手心、衣料和阳物三者之间的摩擦,似纾解了他的痛苦,又仿佛将他置于更深的折磨。
手下的阳物愈发炙热和坚挺,耳旁介于少年和男人之间的呼吸声越来越重,空气中弥漫着一股情欲味道。
察觉到这暧昧的变化,梁之栩腿心也微微湿润,似乎有什么东西正从身体里流了出来。
梁之栩有点难受,来自腿心的空虚席卷着她整个人。
她有些站不稳了。
阳物再次在手心一颤,引得梁之栩不自觉发出一声嘤咛,她抬起头,眼尾微红,声音缠绵:“江亭,我为什么有点难受?”
作弄人的小猫咪最终是自食苦果。
“是奴不好。”江亭作为欢师,自然知道梁之栩是动情了,知道这与自己有关,他心中升起一股卑劣的喜悦。
“让奴来帮帮郡主吧。”他收起所有隐秘心思,一脸正色地说道,只是眼中还未褪去的情欲和身下挺翘的阳物出卖了他。
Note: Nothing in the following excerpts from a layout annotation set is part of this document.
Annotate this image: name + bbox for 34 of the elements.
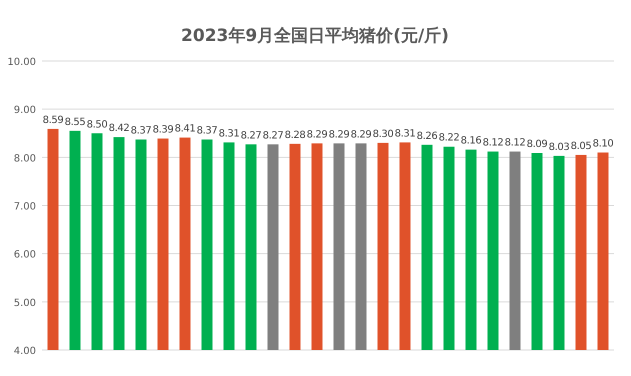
data-label: 8.03 <box>548 142 570 153</box>
data-label: 8.39 <box>152 124 174 136</box>
data-label: 8.42 <box>108 123 130 134</box>
data-label: 8.29 <box>328 129 350 140</box>
data-label: 8.41 <box>174 124 196 135</box>
data-label: 8.59 <box>42 114 64 126</box>
data-label: 8.29 <box>306 129 328 140</box>
data-label: 8.28 <box>284 130 306 141</box>
y-tick-label: 8.00 <box>14 153 36 164</box>
y-tick-label: 9.00 <box>14 105 36 116</box>
data-label: 8.29 <box>350 129 372 140</box>
data-label: 8.10 <box>592 138 614 150</box>
data-label: 8.26 <box>416 130 438 142</box>
data-label: 8.31 <box>394 128 416 140</box>
y-tick-label: 6.00 <box>14 250 36 261</box>
data-label: 8.12 <box>504 138 526 149</box>
data-label: 8.27 <box>262 130 284 142</box>
data-label: 8.37 <box>196 126 218 137</box>
data-label: 8.05 <box>570 140 592 152</box>
data-label: 8.09 <box>526 139 548 150</box>
data-label: 8.16 <box>460 136 482 147</box>
data-label: 8.50 <box>86 119 108 130</box>
data-label: 8.27 <box>240 130 262 142</box>
data-label: 8.12 <box>482 138 504 149</box>
data-label: 8.55 <box>64 116 86 128</box>
data-label: 8.30 <box>372 128 394 140</box>
y-tick-label: 7.00 <box>14 202 36 212</box>
y-tick-label: 10.00 <box>7 57 36 68</box>
chart-title: 2023年9月全国日平均猪价(元/斤) <box>181 26 449 46</box>
y-tick-label: 4.00 <box>14 346 36 357</box>
data-label: 8.31 <box>218 128 240 140</box>
data-label: 8.22 <box>438 132 460 144</box>
y-tick-label: 5.00 <box>14 298 36 309</box>
data-label: 8.37 <box>130 126 152 137</box>
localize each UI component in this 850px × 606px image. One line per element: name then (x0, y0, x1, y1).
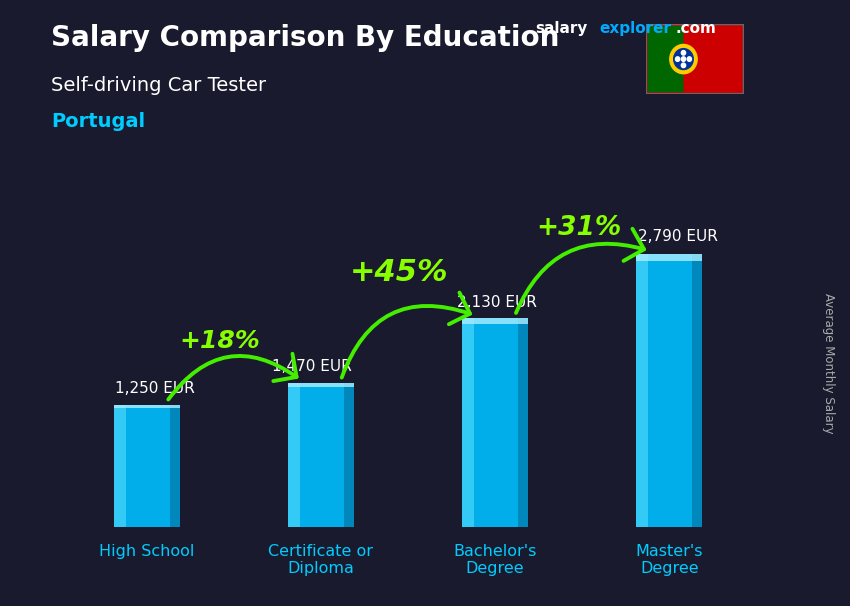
Text: 1,470 EUR: 1,470 EUR (272, 359, 352, 375)
Circle shape (682, 63, 686, 68)
Circle shape (670, 44, 697, 74)
Text: 2,790 EUR: 2,790 EUR (638, 229, 718, 244)
FancyBboxPatch shape (170, 405, 180, 527)
Text: Salary Comparison By Education: Salary Comparison By Education (51, 24, 559, 52)
Text: Average Monthly Salary: Average Monthly Salary (822, 293, 836, 434)
FancyBboxPatch shape (646, 24, 744, 94)
FancyBboxPatch shape (518, 318, 528, 527)
FancyBboxPatch shape (462, 318, 528, 527)
FancyArrowPatch shape (516, 229, 644, 313)
FancyBboxPatch shape (288, 383, 354, 527)
Text: .com: .com (676, 21, 717, 36)
Text: explorer: explorer (599, 21, 672, 36)
Circle shape (674, 48, 694, 70)
FancyBboxPatch shape (462, 318, 474, 527)
Text: 1,250 EUR: 1,250 EUR (116, 381, 196, 396)
FancyBboxPatch shape (636, 254, 648, 527)
FancyBboxPatch shape (114, 405, 180, 527)
Text: Portugal: Portugal (51, 112, 145, 131)
Text: +31%: +31% (536, 215, 621, 241)
FancyBboxPatch shape (288, 383, 354, 387)
FancyArrowPatch shape (342, 293, 470, 378)
FancyBboxPatch shape (636, 254, 702, 527)
Text: 2,130 EUR: 2,130 EUR (456, 295, 536, 310)
FancyBboxPatch shape (114, 405, 126, 527)
Text: +18%: +18% (179, 329, 260, 353)
Text: salary: salary (536, 21, 588, 36)
FancyBboxPatch shape (288, 383, 300, 527)
FancyBboxPatch shape (693, 254, 702, 527)
Text: +45%: +45% (350, 258, 449, 287)
FancyBboxPatch shape (114, 405, 180, 408)
Circle shape (687, 57, 691, 61)
FancyBboxPatch shape (636, 254, 702, 261)
Text: Self-driving Car Tester: Self-driving Car Tester (51, 76, 266, 95)
FancyBboxPatch shape (648, 26, 683, 92)
Circle shape (676, 57, 680, 61)
Circle shape (682, 50, 686, 55)
Circle shape (682, 57, 686, 61)
FancyBboxPatch shape (462, 318, 528, 324)
FancyBboxPatch shape (344, 383, 354, 527)
FancyArrowPatch shape (168, 354, 297, 399)
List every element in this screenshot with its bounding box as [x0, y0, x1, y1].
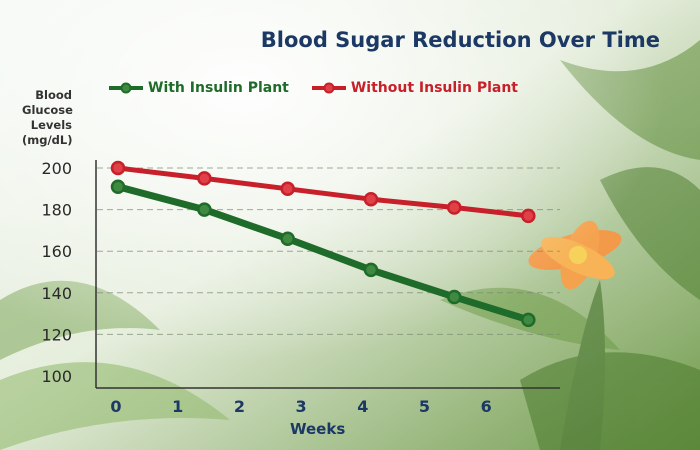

“你要怎么帮我呢?”梁之煦抬起姣好的面容,灿若星辰的眸子带上一丝疑惑。
看着眼前人酡红似醉的面容,既纯洁又勾人,江亭不免心旌摇曳。
“交给奴吧。”江亭语音仍旧温润,显得沉静可靠。
天知道他为了克制自己用了多少心力。
江亭将上衣脱了个干净,露出少年人纤弱却不单薄的身躯。
月光之下,更显得少年如玉。
江亭将脱下的衣物垫在蒲团之上,而后似对待精美易碎的瓷器一般,将梁之栩轻轻置于其上。
确认她不会有什么不适后,他方着手解开她的衣裙。
身为郡主的英王世女,一应穿着用度,都是极好的。
梁之栩现下穿着的就是一件工艺繁复、用料上乘的洒线连裙。
“奴得罪了。”说着,江亭便用修长的手指灵巧解开交错的盘扣和系带。
不一会儿,梁之栩上身就只着一件松松垮垮的白春罗小衣。
月光下,郡主的雪白肌肤一览无余,胸前的一对小巧白鸽在小衣之下似振翅欲飞。
江亭看着这满室春光,心跳漏了一拍,尚未完全“偃旗息鼓”的阳物复有昂扬的趋势。
“你便是这样帮我的吗?可我为何更难受了……”梁之栩难耐地问道,眼眸似有水光闪烁。
“请郡主相信奴,马上就好了。”他嗓音喑哑,暗藏着克制不住的情欲。
江亭低下头,隔着小衣,万分温柔地含住了左边乳儿早已挺立的茱萸,轻轻舔舐。
梁之栩如过电一般,浑身一颤,不觉嘤咛出声。
她虽是武将之女,但从小娇生惯养,一身冰肌玉骨,小乳那处更是娇嫩万分。平时若是小衣稍稍粗糙,就会磨得生痛。
如今被江亭含在温暖湿润的口中,梁之栩很难说出自己的感受,她只觉得,腿心的空虚似乎更加强烈了。